Following this, Power and Water Corporation followed standard operating procedures:
- The Department of Health was notified.
- PWC staff on the ground investigated the water disinfection system and determined it was in good working order.
- As a precautionary measure, the water system was disinfected with chlorine.
- Further water samples were taken this morning (9 October 2014) and the results will be available by COB Friday 10 October 2014.
On further examination of the original test results the following was ascertained:
- Of four samples taken, only one detected E.coli with some coliforms in another. The other two samples were clear.
- It is possible there may have been a sampling error.
The Department of Health (DoH) manage all health notifications including Boil Water Alerts.
Q. How often does Power Water test the water supply at this community for E.coli levels?
Power and Water has a regular testing regime and tests for a range of indicators for water quality.
Q. How did E.coli get into the water supply?
Escherichia coli (E.coli) is used as an indicator organism. It is used as the primary indicator of faecal contamination of drinking-water supplies, due to its prevalence in the gut of warm-blooded animals.

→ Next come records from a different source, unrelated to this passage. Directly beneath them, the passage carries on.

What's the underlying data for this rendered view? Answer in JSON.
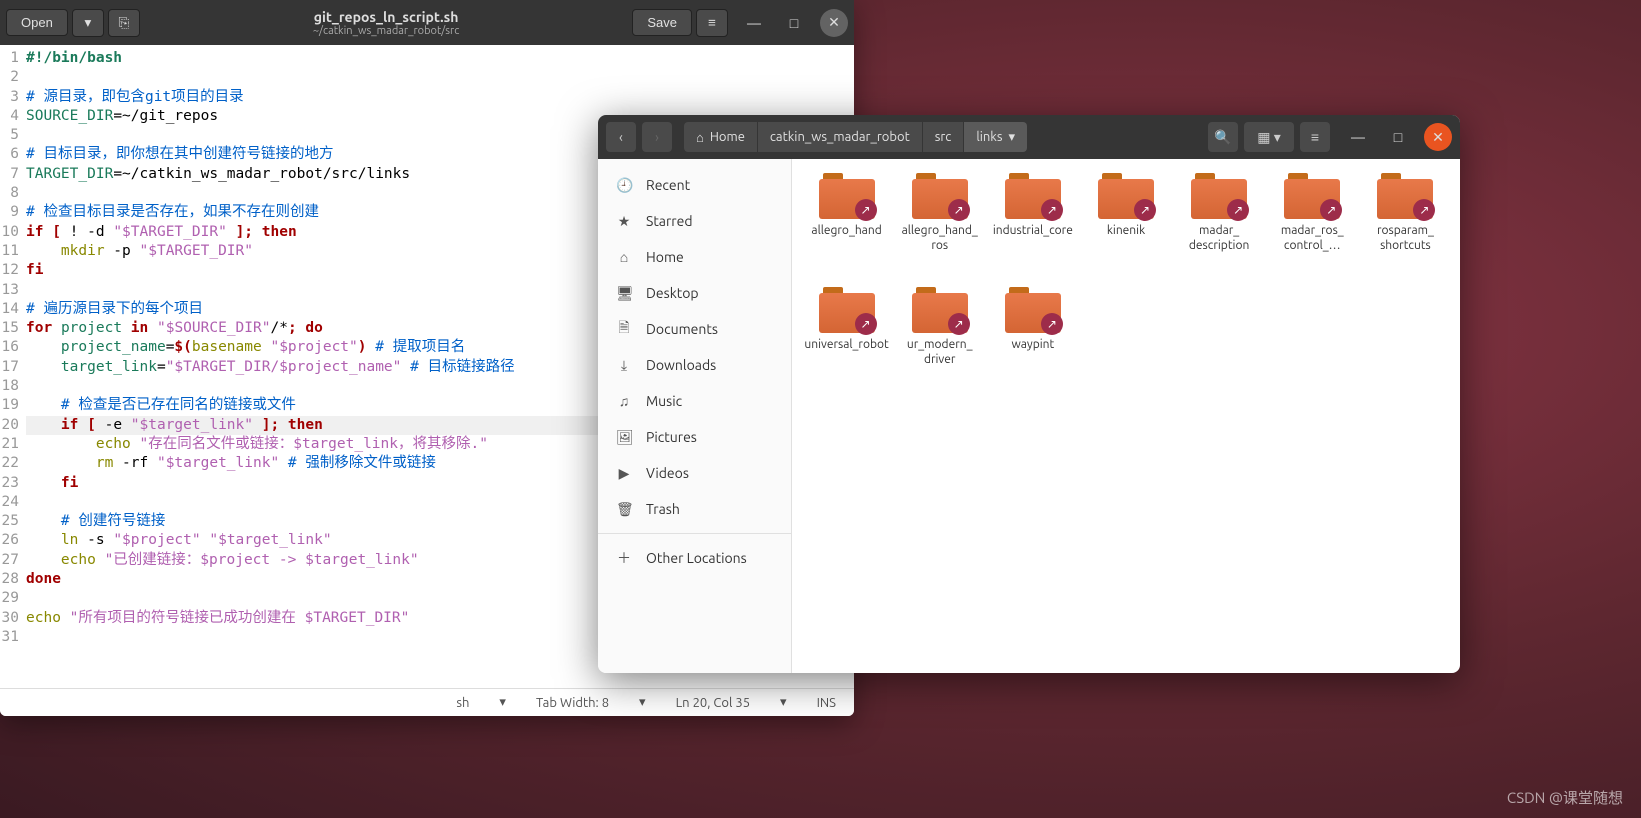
{
  "editor": {
    "open_label": "Open",
    "save_label": "Save",
    "title": "git_repos_ln_script.sh",
    "subtitle": "~/catkin_ws_madar_robot/src",
    "status": {
      "lang": "sh",
      "tab": "Tab Width: 8",
      "pos": "Ln 20, Col 35",
      "ins": "INS"
    },
    "lines": [
      {
        "n": 1,
        "html": "<span class='c-sh'>#!/bin/bash</span>"
      },
      {
        "n": 2,
        "html": ""
      },
      {
        "n": 3,
        "html": "<span class='c-comment'># 源目录，即包含git项目的目录</span>"
      },
      {
        "n": 4,
        "html": "<span class='c-var'>SOURCE_DIR</span>=~/git_repos"
      },
      {
        "n": 5,
        "html": ""
      },
      {
        "n": 6,
        "html": "<span class='c-comment'># 目标目录，即你想在其中创建符号链接的地方</span>"
      },
      {
        "n": 7,
        "html": "<span class='c-var'>TARGET_DIR</span>=~/catkin_ws_madar_robot/src/links"
      },
      {
        "n": 8,
        "html": ""
      },
      {
        "n": 9,
        "html": "<span class='c-comment'># 检查目标目录是否存在，如果不存在则创建</span>"
      },
      {
        "n": 10,
        "html": "<span class='c-kw'>if</span> <span class='c-kw'>[</span> ! -d <span class='c-str'>\"$TARGET_DIR\"</span> <span class='c-kw'>]; then</span>"
      },
      {
        "n": 11,
        "html": "    <span class='c-cmd'>mkdir</span> -p <span class='c-str'>\"$TARGET_DIR\"</span>"
      },
      {
        "n": 12,
        "html": "<span class='c-kw'>fi</span>"
      },
      {
        "n": 13,
        "html": ""
      },
      {
        "n": 14,
        "html": "<span class='c-comment'># 遍历源目录下的每个项目</span>"
      },
      {
        "n": 15,
        "html": "<span class='c-kw'>for</span> <span class='c-var'>project</span> <span class='c-kw'>in</span> <span class='c-str'>\"$SOURCE_DIR\"</span>/*<span class='c-kw'>; do</span>"
      },
      {
        "n": 16,
        "html": "    <span class='c-var'>project_name</span>=<span class='c-kw'>$(</span><span class='c-cmd'>basename</span> <span class='c-str'>\"$project\"</span><span class='c-kw'>)</span> <span class='c-comment'># 提取项目名</span>"
      },
      {
        "n": 17,
        "html": "    <span class='c-var'>target_link</span>=<span class='c-str'>\"$TARGET_DIR/$project_name\"</span> <span class='c-comment'># 目标链接路径</span>"
      },
      {
        "n": 18,
        "html": ""
      },
      {
        "n": 19,
        "html": "    <span class='c-comment'># 检查是否已存在同名的链接或文件</span>"
      },
      {
        "n": 20,
        "html": "    <span class='c-kw'>if</span> <span class='c-kw'>[</span> -e <span class='c-str'>\"$target_link\"</span> <span class='c-kw'>]; then</span>",
        "hl": true
      },
      {
        "n": 21,
        "html": "        <span class='c-cmd'>echo</span> <span class='c-str'>\"存在同名文件或链接：$target_link，将其移除.\"</span>"
      },
      {
        "n": 22,
        "html": "        <span class='c-cmd'>rm</span> -rf <span class='c-str'>\"$target_link\"</span> <span class='c-comment'># 强制移除文件或链接</span>"
      },
      {
        "n": 23,
        "html": "    <span class='c-kw'>fi</span>"
      },
      {
        "n": 24,
        "html": ""
      },
      {
        "n": 25,
        "html": "    <span class='c-comment'># 创建符号链接</span>"
      },
      {
        "n": 26,
        "html": "    <span class='c-cmd'>ln</span> -s <span class='c-str'>\"$project\"</span> <span class='c-str'>\"$target_link\"</span>"
      },
      {
        "n": 27,
        "html": "    <span class='c-cmd'>echo</span> <span class='c-str'>\"已创建链接：$project -&gt; $target_link\"</span>"
      },
      {
        "n": 28,
        "html": "<span class='c-kw'>done</span>"
      },
      {
        "n": 29,
        "html": ""
      },
      {
        "n": 30,
        "html": "<span class='c-cmd'>echo</span> <span class='c-str'>\"所有项目的符号链接已成功创建在 $TARGET_DIR\"</span>"
      },
      {
        "n": 31,
        "html": ""
      }
    ]
  },
  "files": {
    "path": [
      {
        "icon": "⌂",
        "label": "Home"
      },
      {
        "label": "catkin_ws_madar_robot"
      },
      {
        "label": "src"
      },
      {
        "label": "links",
        "active": true,
        "dd": true
      }
    ],
    "sidebar": [
      {
        "icon": "🕘",
        "label": "Recent"
      },
      {
        "icon": "★",
        "label": "Starred"
      },
      {
        "icon": "⌂",
        "label": "Home"
      },
      {
        "icon": "🖥",
        "label": "Desktop"
      },
      {
        "icon": "🗎",
        "label": "Documents"
      },
      {
        "icon": "⤓",
        "label": "Downloads"
      },
      {
        "icon": "♫",
        "label": "Music"
      },
      {
        "icon": "🖼",
        "label": "Pictures"
      },
      {
        "icon": "▶",
        "label": "Videos"
      },
      {
        "icon": "🗑",
        "label": "Trash"
      },
      {
        "sep": true
      },
      {
        "icon": "＋",
        "label": "Other Locations"
      }
    ],
    "folders": [
      "allegro_hand",
      "allegro_hand_ros",
      "industrial_core",
      "kinenik",
      "madar_description",
      "madar_ros_control_…",
      "rosparam_shortcuts",
      "universal_robot",
      "ur_modern_driver",
      "waypint"
    ]
  },
  "watermark": "CSDN @课堂随想"
}
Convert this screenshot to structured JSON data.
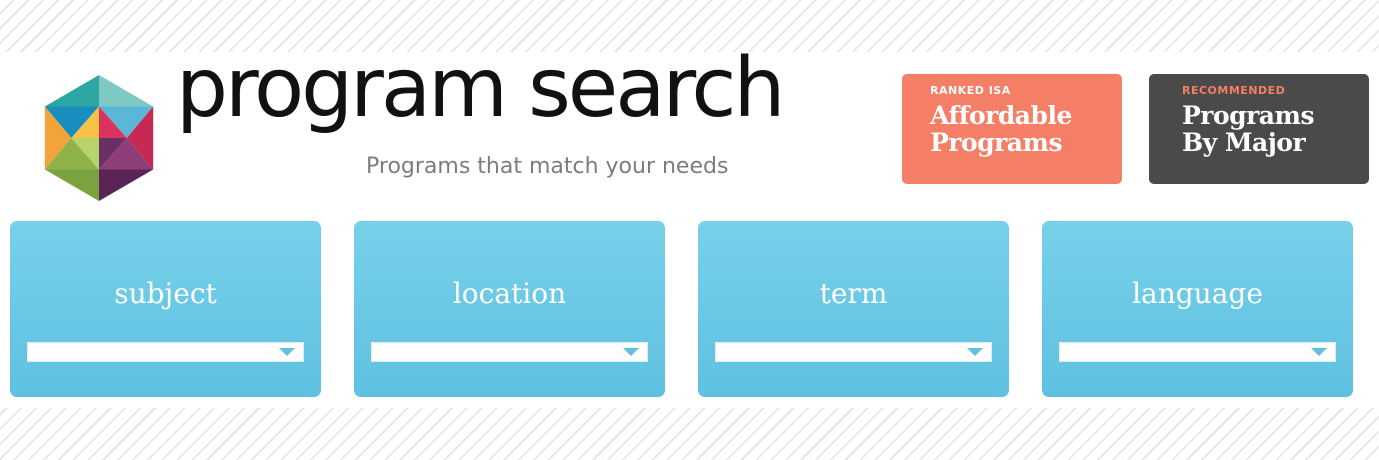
{
  "brand": {
    "title": "program search",
    "tagline": "Programs that match your needs",
    "logo_icon": "hexagon-cube-logo-icon"
  },
  "promos": [
    {
      "kicker": "RANKED ISA",
      "title": "Affordable\nPrograms",
      "color": "#f47f66"
    },
    {
      "kicker": "RECOMMENDED",
      "title": "Programs\nBy Major",
      "color": "#4a4a4a"
    }
  ],
  "filters": [
    {
      "label": "subject",
      "selected": ""
    },
    {
      "label": "location",
      "selected": ""
    },
    {
      "label": "term",
      "selected": ""
    },
    {
      "label": "language",
      "selected": ""
    }
  ],
  "colors": {
    "accent_blue": "#5ec1e0",
    "promo_coral": "#f47f66",
    "promo_dark": "#4a4a4a"
  }
}
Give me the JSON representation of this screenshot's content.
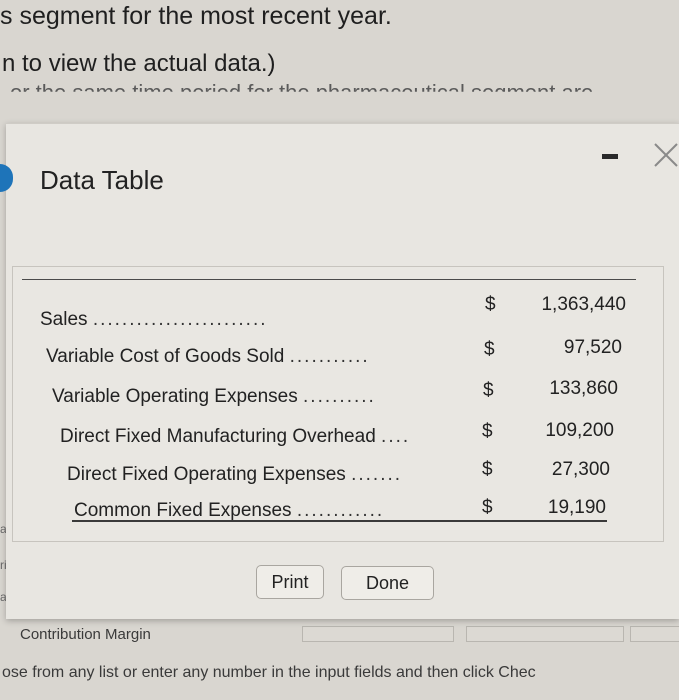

The cause is unknown and PWC has disinfected as a pre-cautionary measure.
Q. How long have residents been exposed to the contaminated water?
PWC undertake routine testing and E. coli was detected on Wednesday 8 October and action taken immediately on Wednesday 8 October.
Q. What should residents do in the meantime while they wait further tests? Will Power Water provide another means for safe drinking water for Ampilawatja, given many residents don’t have access to facilities to boil their water?
A DoH Boil Water Alert has not been issued for Ampilawatja and the water system has been disinfected. There is currently no health requirement for residents to boil their water.